With no runner or receiver surpassing 1,000 yards in their speciality, and the scrimmage yards leader compiling only 1,171 yards (Stanford running back Vincent White), it’s clear the real MVP was Ramsey: He led the conference in passing efficiency rating (151.5), while throwing for 2,986 yards with 21 touchdowns and only 10 interceptions. Without him, the Bruins are not going to the Rose Bowl, period.
1982 B1G MVP: Anthony Carter, WR, Michigan (original); Tim Spencer, RB, Ohio State (revised)
In one of the sillier results, Michigan won the B1G with an 8-1 conference record, despite losing to Ohio State (7-1 in league play). Uneven scheduling was still a thing? Laughable, for sure. Meanwhile, Iowa finished 6-2, and Illinois posted a 6-3 record. Wolverines wide receiver Anthony Carter won the league’s first MVP vote, but any of these four teams could have produced the league’s most valuable player.
Carter didn’t even top 1,000 yards from scrimmage, and he finished with just 8 TDs, as well. He had no business winning this award. Meanwhile, Buckeyes RB Tim Spencer topped the B1G in rushing yards (1,538), scrimmage yards (1,676), and scrimmage TDs (15). He was the league’s real MVP, and with the Ohio State victory over Michigan, it’s clear that the Buckeyes needed him to finish where they did.
This is a puzzling vote: Carter didn’t even lead the B1G in yards per catch. He caught only 43 passes all season, minimizing his impact. Big plays or not, when you’re not even cracking 1,000 yards from scrimmage, you’re not that valuable. When you finish sixth in TDs, you’re not that valuable. What the heck were the voters thinking here? It’s clear they weren’t. This was more of a career nod, in truth.
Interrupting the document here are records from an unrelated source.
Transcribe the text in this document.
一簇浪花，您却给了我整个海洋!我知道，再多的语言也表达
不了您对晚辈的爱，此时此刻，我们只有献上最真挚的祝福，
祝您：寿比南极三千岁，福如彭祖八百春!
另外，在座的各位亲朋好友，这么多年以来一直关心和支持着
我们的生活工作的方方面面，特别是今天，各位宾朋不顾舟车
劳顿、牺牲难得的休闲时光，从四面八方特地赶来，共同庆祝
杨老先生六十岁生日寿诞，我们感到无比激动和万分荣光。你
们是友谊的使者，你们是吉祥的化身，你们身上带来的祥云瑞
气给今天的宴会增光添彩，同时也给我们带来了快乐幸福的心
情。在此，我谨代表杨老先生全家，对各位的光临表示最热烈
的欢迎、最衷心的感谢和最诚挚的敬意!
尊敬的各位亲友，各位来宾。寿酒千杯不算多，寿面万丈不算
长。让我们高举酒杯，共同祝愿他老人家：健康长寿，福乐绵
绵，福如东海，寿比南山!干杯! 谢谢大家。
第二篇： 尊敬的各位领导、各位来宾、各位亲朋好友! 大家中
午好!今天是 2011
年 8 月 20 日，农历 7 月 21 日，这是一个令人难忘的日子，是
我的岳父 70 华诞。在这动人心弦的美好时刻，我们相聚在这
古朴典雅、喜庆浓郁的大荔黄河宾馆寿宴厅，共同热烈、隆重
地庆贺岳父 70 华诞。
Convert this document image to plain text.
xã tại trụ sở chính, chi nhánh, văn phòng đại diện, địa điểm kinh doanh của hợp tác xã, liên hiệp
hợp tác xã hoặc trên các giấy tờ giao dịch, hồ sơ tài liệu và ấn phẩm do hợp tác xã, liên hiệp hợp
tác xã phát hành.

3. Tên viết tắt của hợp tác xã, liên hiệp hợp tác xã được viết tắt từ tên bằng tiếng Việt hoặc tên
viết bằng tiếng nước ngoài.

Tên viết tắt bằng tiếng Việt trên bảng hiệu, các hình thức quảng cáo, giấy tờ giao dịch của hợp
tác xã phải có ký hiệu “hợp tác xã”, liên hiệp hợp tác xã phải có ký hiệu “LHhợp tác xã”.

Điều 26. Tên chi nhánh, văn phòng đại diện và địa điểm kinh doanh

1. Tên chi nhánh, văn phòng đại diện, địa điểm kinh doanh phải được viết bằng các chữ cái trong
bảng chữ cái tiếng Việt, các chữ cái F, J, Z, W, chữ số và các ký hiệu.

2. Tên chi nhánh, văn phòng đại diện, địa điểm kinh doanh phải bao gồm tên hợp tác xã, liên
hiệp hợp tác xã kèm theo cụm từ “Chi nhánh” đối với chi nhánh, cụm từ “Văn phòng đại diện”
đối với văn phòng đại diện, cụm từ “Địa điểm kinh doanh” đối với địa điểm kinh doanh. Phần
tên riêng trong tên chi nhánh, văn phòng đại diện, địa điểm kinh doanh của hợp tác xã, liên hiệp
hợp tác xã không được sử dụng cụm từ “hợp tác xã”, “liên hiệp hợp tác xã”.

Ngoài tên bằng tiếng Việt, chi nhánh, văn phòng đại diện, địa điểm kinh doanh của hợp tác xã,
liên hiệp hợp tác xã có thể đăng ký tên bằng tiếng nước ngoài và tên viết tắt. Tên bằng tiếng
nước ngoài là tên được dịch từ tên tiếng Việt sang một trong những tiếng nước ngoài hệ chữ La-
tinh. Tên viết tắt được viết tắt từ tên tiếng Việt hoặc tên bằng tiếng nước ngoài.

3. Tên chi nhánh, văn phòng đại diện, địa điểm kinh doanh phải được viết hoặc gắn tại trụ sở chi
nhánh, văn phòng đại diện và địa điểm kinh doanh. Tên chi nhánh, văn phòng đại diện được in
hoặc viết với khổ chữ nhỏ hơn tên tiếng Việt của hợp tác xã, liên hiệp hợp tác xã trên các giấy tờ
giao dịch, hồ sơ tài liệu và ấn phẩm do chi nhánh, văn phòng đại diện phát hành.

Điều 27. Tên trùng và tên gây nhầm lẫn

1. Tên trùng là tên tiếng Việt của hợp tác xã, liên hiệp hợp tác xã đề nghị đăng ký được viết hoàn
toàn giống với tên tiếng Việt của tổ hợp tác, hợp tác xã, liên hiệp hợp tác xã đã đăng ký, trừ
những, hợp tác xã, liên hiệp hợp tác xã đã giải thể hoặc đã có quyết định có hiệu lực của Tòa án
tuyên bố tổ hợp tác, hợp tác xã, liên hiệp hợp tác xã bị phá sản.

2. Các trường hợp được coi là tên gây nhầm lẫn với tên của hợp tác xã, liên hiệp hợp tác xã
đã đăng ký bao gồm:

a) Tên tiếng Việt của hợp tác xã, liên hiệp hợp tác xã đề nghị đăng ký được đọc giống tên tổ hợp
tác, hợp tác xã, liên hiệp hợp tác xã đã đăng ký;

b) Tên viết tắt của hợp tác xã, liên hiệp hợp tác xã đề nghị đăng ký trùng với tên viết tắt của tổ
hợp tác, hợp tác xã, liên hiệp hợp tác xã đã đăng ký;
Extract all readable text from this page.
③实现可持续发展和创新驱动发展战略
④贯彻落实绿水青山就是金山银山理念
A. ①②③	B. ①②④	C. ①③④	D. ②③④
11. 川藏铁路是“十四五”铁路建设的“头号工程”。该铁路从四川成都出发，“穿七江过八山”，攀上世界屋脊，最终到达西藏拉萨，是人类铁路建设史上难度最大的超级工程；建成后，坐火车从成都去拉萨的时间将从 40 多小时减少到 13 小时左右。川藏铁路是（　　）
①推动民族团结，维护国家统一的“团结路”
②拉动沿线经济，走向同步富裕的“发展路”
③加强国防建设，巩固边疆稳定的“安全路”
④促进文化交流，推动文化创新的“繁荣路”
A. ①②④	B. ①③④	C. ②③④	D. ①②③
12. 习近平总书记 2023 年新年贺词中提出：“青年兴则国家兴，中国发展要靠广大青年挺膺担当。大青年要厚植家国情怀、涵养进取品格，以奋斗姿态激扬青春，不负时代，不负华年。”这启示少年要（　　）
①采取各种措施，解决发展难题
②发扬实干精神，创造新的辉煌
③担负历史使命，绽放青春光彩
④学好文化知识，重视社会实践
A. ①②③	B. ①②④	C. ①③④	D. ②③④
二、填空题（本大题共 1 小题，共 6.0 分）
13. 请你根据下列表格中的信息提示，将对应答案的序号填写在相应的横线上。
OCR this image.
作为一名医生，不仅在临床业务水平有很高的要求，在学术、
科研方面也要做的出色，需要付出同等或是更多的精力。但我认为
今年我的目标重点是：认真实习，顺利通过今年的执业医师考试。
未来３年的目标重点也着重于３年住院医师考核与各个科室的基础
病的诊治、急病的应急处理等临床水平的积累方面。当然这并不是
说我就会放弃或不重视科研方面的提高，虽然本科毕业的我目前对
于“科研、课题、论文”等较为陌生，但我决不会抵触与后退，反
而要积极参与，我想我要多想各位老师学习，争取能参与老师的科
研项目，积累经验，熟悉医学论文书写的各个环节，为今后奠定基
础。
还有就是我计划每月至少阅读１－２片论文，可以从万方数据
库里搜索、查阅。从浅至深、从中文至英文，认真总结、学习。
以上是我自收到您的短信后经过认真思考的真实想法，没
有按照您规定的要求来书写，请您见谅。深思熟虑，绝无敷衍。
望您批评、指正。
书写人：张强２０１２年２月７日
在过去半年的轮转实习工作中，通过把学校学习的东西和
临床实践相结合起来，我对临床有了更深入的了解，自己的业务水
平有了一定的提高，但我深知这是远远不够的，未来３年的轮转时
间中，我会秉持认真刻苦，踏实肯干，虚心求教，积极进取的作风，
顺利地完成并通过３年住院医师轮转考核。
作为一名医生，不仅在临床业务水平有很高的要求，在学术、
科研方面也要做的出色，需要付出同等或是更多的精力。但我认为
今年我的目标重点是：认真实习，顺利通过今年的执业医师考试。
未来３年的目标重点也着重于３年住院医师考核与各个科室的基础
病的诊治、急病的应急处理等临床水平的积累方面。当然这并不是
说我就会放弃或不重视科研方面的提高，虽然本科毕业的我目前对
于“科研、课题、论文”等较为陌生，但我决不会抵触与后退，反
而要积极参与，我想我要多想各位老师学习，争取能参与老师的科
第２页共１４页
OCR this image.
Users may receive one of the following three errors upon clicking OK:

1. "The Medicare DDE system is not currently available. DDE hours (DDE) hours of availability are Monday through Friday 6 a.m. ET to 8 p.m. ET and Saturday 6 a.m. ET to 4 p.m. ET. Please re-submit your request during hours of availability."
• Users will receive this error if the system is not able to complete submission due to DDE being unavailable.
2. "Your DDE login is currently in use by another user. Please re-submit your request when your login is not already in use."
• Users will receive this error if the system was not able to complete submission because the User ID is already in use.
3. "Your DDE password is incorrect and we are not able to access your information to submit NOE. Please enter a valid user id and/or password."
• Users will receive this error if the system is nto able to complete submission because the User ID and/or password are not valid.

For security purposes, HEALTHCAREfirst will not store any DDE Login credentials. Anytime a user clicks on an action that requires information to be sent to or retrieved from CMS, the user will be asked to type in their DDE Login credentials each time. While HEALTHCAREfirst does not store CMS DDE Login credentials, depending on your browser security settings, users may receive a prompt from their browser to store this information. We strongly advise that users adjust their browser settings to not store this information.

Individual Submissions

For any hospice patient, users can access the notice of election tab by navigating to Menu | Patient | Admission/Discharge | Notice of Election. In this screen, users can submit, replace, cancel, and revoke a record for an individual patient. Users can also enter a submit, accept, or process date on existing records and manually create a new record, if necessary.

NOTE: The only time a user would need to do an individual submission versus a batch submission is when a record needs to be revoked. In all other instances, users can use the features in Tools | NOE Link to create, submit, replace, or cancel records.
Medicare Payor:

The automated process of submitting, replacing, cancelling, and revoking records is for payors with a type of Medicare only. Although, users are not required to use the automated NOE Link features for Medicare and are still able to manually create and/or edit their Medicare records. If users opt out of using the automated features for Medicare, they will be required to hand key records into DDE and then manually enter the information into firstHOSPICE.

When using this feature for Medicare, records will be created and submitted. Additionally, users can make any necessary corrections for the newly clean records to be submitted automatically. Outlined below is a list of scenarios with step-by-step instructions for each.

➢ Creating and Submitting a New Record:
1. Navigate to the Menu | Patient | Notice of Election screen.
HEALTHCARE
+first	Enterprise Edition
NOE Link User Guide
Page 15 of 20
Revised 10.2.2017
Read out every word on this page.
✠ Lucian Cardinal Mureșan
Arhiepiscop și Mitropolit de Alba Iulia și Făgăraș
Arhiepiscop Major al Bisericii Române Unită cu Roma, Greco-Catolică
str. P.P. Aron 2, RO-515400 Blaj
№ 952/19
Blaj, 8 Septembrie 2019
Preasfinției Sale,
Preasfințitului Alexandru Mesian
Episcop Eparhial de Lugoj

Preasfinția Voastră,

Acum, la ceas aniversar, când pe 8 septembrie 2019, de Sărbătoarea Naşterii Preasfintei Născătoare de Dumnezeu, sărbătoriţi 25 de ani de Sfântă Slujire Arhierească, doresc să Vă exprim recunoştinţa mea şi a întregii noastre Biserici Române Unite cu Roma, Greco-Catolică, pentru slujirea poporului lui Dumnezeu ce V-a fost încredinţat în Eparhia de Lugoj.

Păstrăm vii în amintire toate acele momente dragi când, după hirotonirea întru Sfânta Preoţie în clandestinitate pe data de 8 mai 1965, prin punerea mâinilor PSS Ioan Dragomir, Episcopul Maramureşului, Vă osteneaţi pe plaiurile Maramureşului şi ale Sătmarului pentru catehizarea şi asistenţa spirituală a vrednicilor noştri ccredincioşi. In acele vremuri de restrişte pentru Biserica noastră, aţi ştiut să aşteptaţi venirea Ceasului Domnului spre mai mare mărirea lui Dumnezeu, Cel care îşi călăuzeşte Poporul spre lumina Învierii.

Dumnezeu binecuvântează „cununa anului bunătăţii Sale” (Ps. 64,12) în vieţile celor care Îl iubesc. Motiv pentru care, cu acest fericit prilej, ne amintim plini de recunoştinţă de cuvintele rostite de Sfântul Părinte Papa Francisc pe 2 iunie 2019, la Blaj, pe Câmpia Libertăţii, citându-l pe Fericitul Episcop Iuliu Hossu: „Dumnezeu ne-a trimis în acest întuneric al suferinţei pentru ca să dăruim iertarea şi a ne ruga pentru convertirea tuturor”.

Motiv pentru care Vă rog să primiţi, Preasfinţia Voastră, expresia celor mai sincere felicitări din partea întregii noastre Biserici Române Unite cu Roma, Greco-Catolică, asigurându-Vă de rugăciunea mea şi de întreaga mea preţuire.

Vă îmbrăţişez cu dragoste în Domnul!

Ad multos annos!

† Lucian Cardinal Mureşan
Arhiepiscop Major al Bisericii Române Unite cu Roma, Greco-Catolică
1983 Rose Bowl MVP: Tom Ramsey, QB, UCLA & Don Rogers, FS, UCLA (original, tie); Rogers (revised)
The Bruins dominated the Pasadena affair, beating the Wolverines, 24-14, after taking a 10-0 lead into halftime. There was a tie vote (again!) for the MVP between Ramsey and UCLA free safety Don Rogers. Ramsey only threw for 162 yards without a TD, although he did run for the game’s first TD. Meanwhile, Rogers made 11 tackles and had an interception—as well as the biggest hit of the game.
That hit was huge, as it knocked Michigan starting QB Steve Smith out of the game. Rogers picked off Smith earlier, too, and then he knocked him out with a hard tackle that separated his shoulder. His backup threw two INTs, including a pick six to UCLA linebacker Blanchard Montgomery for the Bruins’ final score of the game that made it 24-7 in the fourth quarter.
Rogers’ defensive plays set the tone for the game in the first half, and we see Ramsey as the mere beneficiary of that. Therefore, we give this MVP nod to Rogers, alone.